Table 5. Latitudinal coefficient of determination for T2m land-sea differences averaged over the closest grid-points to coast in DJF and JJA, comparing ERA5 with ROM, MPI-ESM-LR, MPI-ESM-MR, CMIP5 and CORDEX
|
WINTER
|
SUMMER
|
ROM
|
0.85
|
0.77
|
MPI-ESM-LR
|
0.71
|
0.30
|
MPI-ESM-MR
|
0.64
|
0.34
|
CMIP5
|
0.71
|
0.30
|
CORDEX
|
0.94
|
0.76
|
In JJA the summer insolation increases and the land becomes warmer than the sea, so T2m land-sea differences are mostly positive (Fig. 8b). ERA5 presents a high latitudinal variability, with two regions showing the largest positive differences (Cape Ghir and from Cape Bojador to Cape Blanc). ROM and CORDEX again reproduce well the T2m land-sea differences. CMIP5 does not reproduce properly the T2m land-sea differences latitudinal pattern, showing a spurious maximum in the Gulf of Cádiz, and the MPI-ESMs showed very low values compared to those of ERA5. CORDEX and ROM show a better performance, especially in summer when CMIP5 and MPI-ESMs present a rather low coefficient of determination (Table 5).

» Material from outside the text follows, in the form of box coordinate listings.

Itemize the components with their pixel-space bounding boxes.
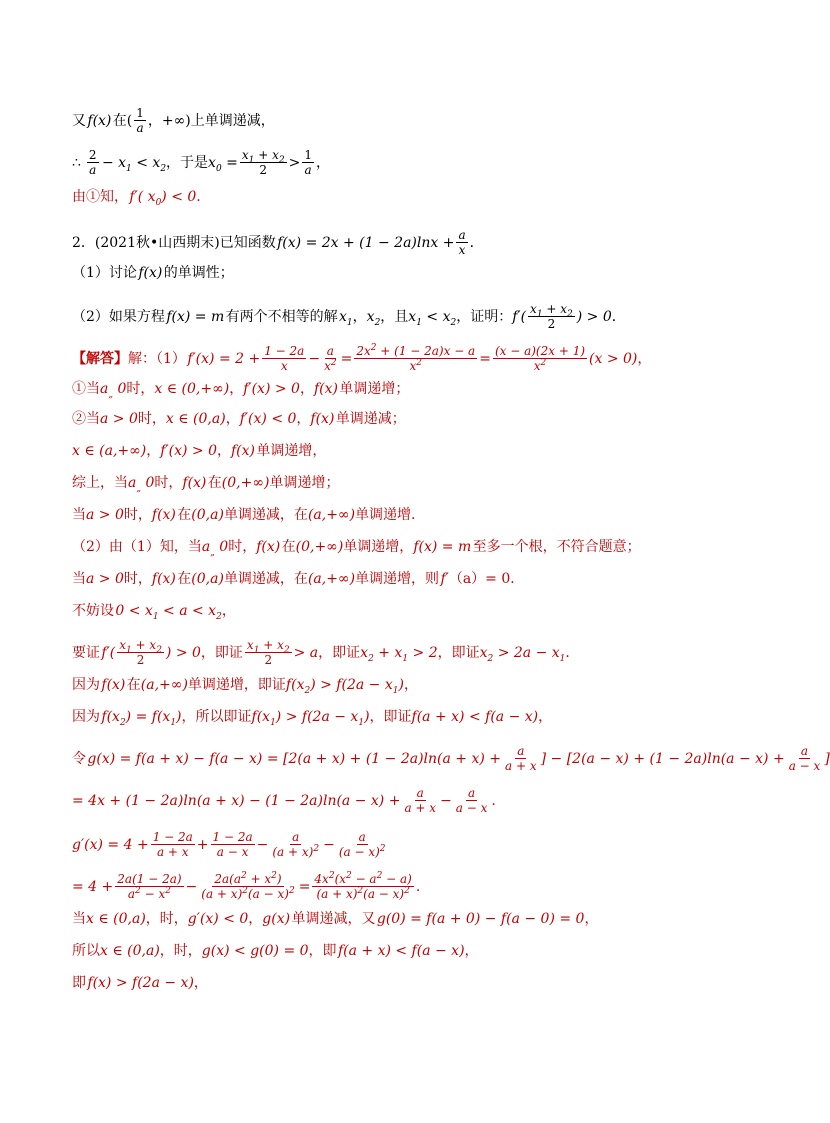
formula: f(x) = m (164, 308, 226, 325)
text: 单调递增， (256, 443, 327, 459)
text: 所以 (72, 943, 100, 959)
formula: − (256, 836, 269, 853)
formula: $a_„$ 0 (128, 475, 155, 494)
summary-2 (72, 506, 416, 524)
because-increasing (72, 676, 418, 694)
text: ，即证 (318, 644, 361, 661)
text: 时， (137, 411, 166, 427)
text: （a）= 0． (448, 571, 525, 587)
fraction: $\frac{x_1 + x_2}{2}$ (241, 148, 285, 177)
formula: x ∈ (a,+∞) (72, 443, 147, 459)
fraction: $\frac{2a(a^2 + x^2)}{(a + x)^2(a - x)^2}$ (201, 871, 295, 901)
formula: $f(x_2) > f(2a - x_1)$ (285, 677, 404, 696)
formula: g(0) = f(a + 0) − f(a − 0) = 0 (375, 911, 585, 927)
formula: g(x) (262, 911, 292, 927)
formula: f′( (100, 644, 116, 661)
fraction: $\frac{2a(1 - 2a)}{a^2 - x^2}$ (117, 872, 182, 901)
fraction: 1 a (136, 106, 144, 135)
text: 有两个不相等的解 (225, 308, 338, 325)
formula: f′(x) < 0 (239, 411, 297, 427)
fraction: $\frac{a}{a - x}$ (788, 744, 821, 773)
text: 解：（1） (128, 350, 186, 367)
text: （1）讨论 (72, 265, 137, 281)
text: 时， (154, 475, 183, 491)
text: 单调递增； (339, 381, 410, 397)
text: 单调递增， (343, 539, 414, 555)
fraction: $x_1 + x_2$ 2 (246, 638, 290, 667)
text: 因为 (72, 709, 100, 725)
formula: f(a + x) < f(a − x) (411, 709, 539, 725)
text: 时， (126, 381, 155, 397)
text: 在 (177, 507, 192, 523)
text: ①当 (72, 381, 100, 397)
text: ，时， (145, 911, 188, 927)
final-claim (72, 974, 208, 992)
text: 时， (123, 571, 152, 587)
formula: $f(x_2) = f(x_1)$ (100, 709, 182, 728)
formula: g′(x) < 0 (187, 911, 249, 927)
text: ， (584, 911, 599, 927)
text: 至多一个根，不符合题意； (472, 539, 641, 555)
fraction: $\frac{a}{x^2}$ (324, 344, 337, 373)
formula: f′(x) > 0 (160, 443, 217, 459)
g-negative (72, 942, 479, 960)
text: ， (296, 411, 311, 427)
formula: $x_0$ = (208, 154, 238, 174)
formula: a > 0 (86, 571, 124, 587)
text: ，即证 (369, 709, 412, 725)
because-equal (72, 708, 552, 726)
fraction: $\frac{2x^2 + (1 - 2a)x - a}{x^2}$ (356, 343, 476, 373)
g-simplified (72, 786, 496, 815)
text: ， (193, 975, 208, 991)
formula: (0,a) (191, 507, 224, 523)
formula: f′( (512, 308, 527, 325)
text: ． (469, 234, 484, 251)
part-2-case (72, 570, 524, 588)
fraction: $\frac{a}{x}$ (458, 228, 466, 257)
formula: − (185, 878, 198, 895)
text: （2）由（1）知，当 (72, 539, 202, 555)
formula: (a,+∞) (307, 571, 356, 587)
text: ， (538, 709, 553, 725)
fraction: $\frac{1 - 2a}{x}$ (264, 344, 305, 373)
formula: $x_2 > 2a - x_1$ (479, 644, 566, 664)
text: ， (229, 381, 244, 397)
assume (72, 602, 236, 620)
formula: (0,+∞) (295, 539, 344, 555)
fraction: $x_1 + x_2$ 2 (530, 302, 573, 331)
text: 单调递减，又 (291, 911, 376, 927)
text: 单调递增，即证 (187, 677, 286, 693)
text: 单调递增； (269, 475, 340, 491)
formula: f(x) (151, 507, 178, 523)
formula: x ∈ (0,a) (165, 411, 226, 427)
text: 当 (72, 571, 86, 587)
formula: a > 0 (86, 507, 124, 523)
formula: f′ (439, 571, 449, 587)
line-inequality (72, 148, 330, 177)
text: ， (637, 350, 652, 367)
text: 单调递减，在 (223, 571, 308, 587)
text: 在( (112, 112, 133, 129)
formula: f(x) (100, 677, 127, 693)
formula: (0,+∞) (221, 475, 270, 491)
text: ． (611, 308, 626, 325)
text: ，+∞)上单调递减， (147, 112, 275, 129)
formula: f′(x) > 0 (243, 381, 300, 397)
text: ，即 (308, 943, 337, 959)
formula: ] (824, 750, 830, 767)
formula: g′(x) = 4 + (72, 836, 149, 853)
fraction: $\frac{a}{a + x}$ (505, 744, 537, 773)
text: ，且 (380, 308, 409, 325)
formula: g(x) = f(a + x) − f(a − x) = [2(a + x) + (1 − 2a)ln(a + x) + (86, 750, 502, 767)
formula: f′(x) = 2 + (185, 350, 261, 367)
text: 综上，当 (72, 475, 128, 491)
problem-statement (72, 228, 484, 257)
formula: x ∈ (0,a) (86, 911, 146, 927)
fraction: $\frac{a}{(a - x)^2}$ (338, 830, 386, 859)
formula: $a_„$ 0 (100, 381, 127, 400)
problem-number: 2．(2021秋•山西期末)已知函数 (72, 234, 276, 251)
formula: (a,+∞) (307, 507, 356, 523)
text: 在 (207, 475, 222, 491)
fraction: $\frac{4x^2(x^2 - a^2 - a)}{(a + x)^2(a - x)^2}$ (314, 871, 412, 901)
text: 在 (177, 571, 192, 587)
case-1 (72, 380, 409, 398)
summary-1 (72, 474, 339, 492)
text: ， (315, 154, 330, 171)
text: 又 (72, 112, 86, 129)
fraction: $x_1 + x_2$ 2 (119, 638, 162, 667)
formula: f(x) = 2x + (1 − 2a)lnx + (275, 234, 455, 251)
text: ， (299, 381, 314, 397)
text: 单调递减，在 (223, 507, 308, 523)
to-prove (72, 638, 579, 667)
text: 时， (228, 539, 257, 555)
formula: ] − [2(a − x) + (1 − 2a)ln(a − x) + (540, 750, 785, 767)
text: ， (217, 443, 231, 459)
formula: $0 < x_1 < a < x_2$ (114, 603, 222, 622)
text: 单调递减； (335, 411, 406, 427)
part-2-intro (72, 538, 641, 556)
formula: f(x) (151, 571, 178, 587)
text: 的单调性； (163, 265, 234, 281)
formula: $x_1 < x_2$ (408, 308, 457, 328)
question-1 (72, 264, 234, 282)
formula: $f(x_1) > f(2a - x_1)$ (251, 709, 370, 728)
text: ，证明： (456, 308, 513, 325)
g-decreasing (72, 910, 598, 928)
formula: − $x_1 < x_2$ (100, 154, 167, 174)
formula: f(x) (182, 475, 208, 491)
text: 当 (72, 911, 86, 927)
text: ， (146, 443, 161, 459)
formula: $x_2$ (366, 308, 381, 328)
formula: = (298, 878, 311, 895)
text: ，即证 (200, 644, 243, 661)
text: 时， (123, 507, 152, 523)
formula: f(a + x) < f(a − x) (336, 943, 465, 959)
formula: ) > 0 (165, 644, 201, 661)
text: 要证 (72, 644, 100, 661)
fraction: 1 a (304, 148, 312, 177)
formula: f(x) (313, 381, 340, 397)
formula: + (196, 836, 209, 853)
fraction: $\frac{(x - a)(2x + 1)}{x^2}$ (494, 344, 586, 373)
case-2b (72, 442, 326, 460)
text: 在 (126, 677, 141, 693)
text: ，于是 (166, 154, 209, 171)
text: 不妨设 (72, 603, 114, 619)
question-2 (72, 302, 626, 331)
text: 即 (72, 975, 86, 991)
formula: a > 0 (100, 411, 138, 427)
g-derivative-simplified (72, 872, 420, 901)
text: 由①知， (72, 189, 128, 205)
define-g (72, 744, 830, 773)
text: ，即证 (437, 644, 480, 661)
text: ， (225, 411, 240, 427)
text: ②当 (72, 411, 100, 427)
formula: f(x) (136, 265, 164, 281)
formula: = (479, 350, 491, 367)
text: ， (403, 677, 418, 693)
formula: $a_„$ 0 (201, 539, 229, 558)
text: ， (352, 308, 367, 325)
formula: f(x) (310, 411, 336, 427)
text: ， (221, 603, 236, 619)
formula: f′( $x_0) < 0$ (128, 189, 197, 208)
text: 因为 (72, 677, 100, 693)
text: . (415, 878, 421, 895)
line-monotone-decrease (72, 106, 275, 135)
text: 在 (281, 539, 296, 555)
case-2 (72, 410, 406, 428)
formula: x ∈ (0,+∞) (154, 381, 230, 397)
formula: $x_2 + x_1 > 2$ (360, 644, 438, 664)
formula: − (308, 350, 321, 367)
formula: f(x) (86, 112, 113, 129)
fraction: 2 a (88, 148, 97, 177)
text: ， (464, 943, 479, 959)
formula: f(x) (256, 539, 282, 555)
fraction: $\frac{a}{a + x}$ (404, 786, 437, 815)
formula: = (340, 350, 353, 367)
formula: f(x) > f(2a − x) (86, 975, 194, 991)
fraction: $\frac{1 - 2a}{a + x}$ (152, 830, 193, 859)
formula: f(x) = m (413, 539, 473, 555)
formula: > a (293, 644, 319, 661)
fraction: $\frac{a}{a - x}$ (455, 786, 488, 815)
formula: = 4x + (1 − 2a)ln(a + x) − (1 − 2a)ln(a − x) + (72, 792, 401, 809)
formula: f(x) (231, 443, 257, 459)
text: ， (248, 911, 263, 927)
text: 单调递增. (355, 507, 416, 523)
formula: − (323, 836, 335, 853)
g-derivative (72, 830, 390, 859)
text: 单调递增，则 (355, 571, 440, 587)
text: 当 (72, 507, 86, 523)
formula: g(x) < g(0) = 0 (201, 943, 309, 959)
formula: $x_1$ (337, 308, 353, 328)
formula: = 4 + (72, 878, 114, 895)
formula: (0,a) (191, 571, 224, 587)
text: . (491, 792, 496, 809)
line-conclusion (72, 188, 201, 206)
formula: (x > 0) (589, 350, 638, 367)
answer-tag: 【解答】 (72, 350, 128, 367)
formula: − (440, 792, 452, 809)
text: ． (565, 644, 580, 661)
text: ，时， (159, 943, 202, 959)
text: 令 (72, 750, 86, 767)
formula: ) > 0 (576, 308, 612, 325)
formula: x ∈ (0,a) (100, 943, 160, 959)
fraction: $\frac{a}{(a + x)^2}$ (272, 830, 320, 859)
fraction: $\frac{1 - 2a}{a - x}$ (212, 830, 253, 859)
text: （2）如果方程 (72, 308, 165, 325)
text: ∴ (72, 154, 81, 171)
text: ，所以即证 (181, 709, 252, 725)
text: . (196, 189, 201, 205)
formula: > (288, 154, 301, 171)
solution-derivative (72, 344, 651, 373)
formula: (a,+∞) (140, 677, 188, 693)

3.3. Thermal Vertical Structure
The cross-shelf thermal vertical structure is commonly used to characterize coastal upwelling. The thermal vertical structure of the upper 200 m simulated by ROM was compared to SODA and GLORYS reanalysis and to in-situ data from WOD18. We choose a cross-shelf transect at Cape Ghir (31.5ºN). All observations used from WOD18 were taken between 1980 and 2012, and the isotherms were plotted as a qualitative reference (Fig. 9a, b).

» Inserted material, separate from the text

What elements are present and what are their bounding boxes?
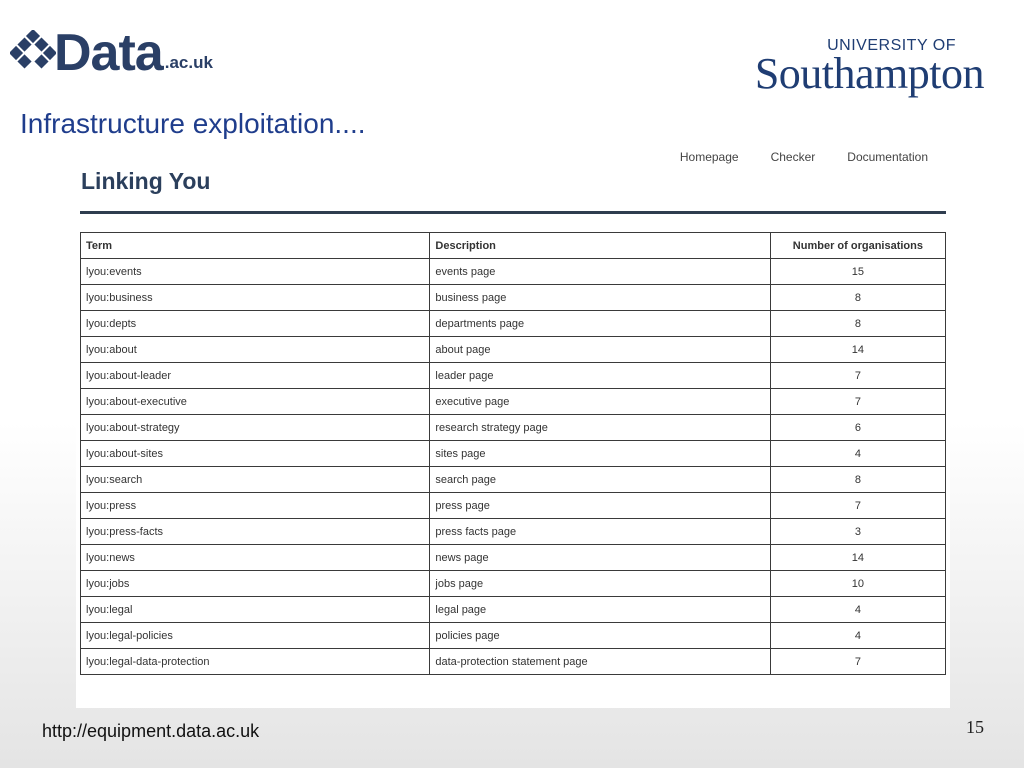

At Cape Ghir WOD18 presents a clear thermal stratification, more evident in summer, with isotherms sloping up to the coast and a temperature range between 14ºC and 22ºC. In summer the upwelling front outcrops in the surface near 10.3º W (see 17ºC isotherm), while it is relaxed in winter with the 17ºC isotherm outcropping more to the east by the coast (Fig. 9a, b). The cross-shelf structure and seasonality is properly represented by GLORYS and SODA reanalysis, but ROM is more accurate in the representation of the vertical gradients and the isotherm sloping by the coast (Fig. 9c-h).
3.4. Upwelling filaments
The MPIOM high horizontal resolution in the central region of the CCUS allows marginally accounting for the mesoscale variability because the climatological first baroclinic Rossby radius of deformation is around 30 km in this area (Chelton et al. 1998). Upwelling filaments are elongated mesoscale structures of upwelled water extending offshore in the upper surface layer (Brink 1983). Alvarez-Salgado et al. (2007) and Lovecchio et al. (2018) highlighted the relevant contribution of upwelling filaments to offshore organic carbon in the CCUS. The most prominent filaments in the CCUS are located at Cape Ghir, Cape Juby, Cape Bojador and Cape Blanc. Cape Ghir filament, one of the largest and existing nearly all year round (Hagen et al. 1996), exports large amounts of organic material into the open ocean (García-Muñoz et al. 2005; Pelegrí et al. 2005, 2006). To assess ROM skills in reproducing these relevant mesoscale features we use two filament events in August 2006 and August 2009, the latter studied in detail by Sangrá (2015) and Sangrá et al. (2015). We compare the observed MODIS Aqua SST with ROM and GLORYS output averaged for 21st to 28th August 2006 and 13th to 20th August 2009 (Fig. 10).
As described by Sangrá et al. (2015), ROM reproduces the filament cold core, with SST below 19ºC and a broader cool embracing region with temperatures between 19ºC and 21ºC. ROM reproduces properly both filament events, quite accurately the offshore extension of the embracing region and a too much extended cold core, while GLORYS filament is excessively limited to the coast.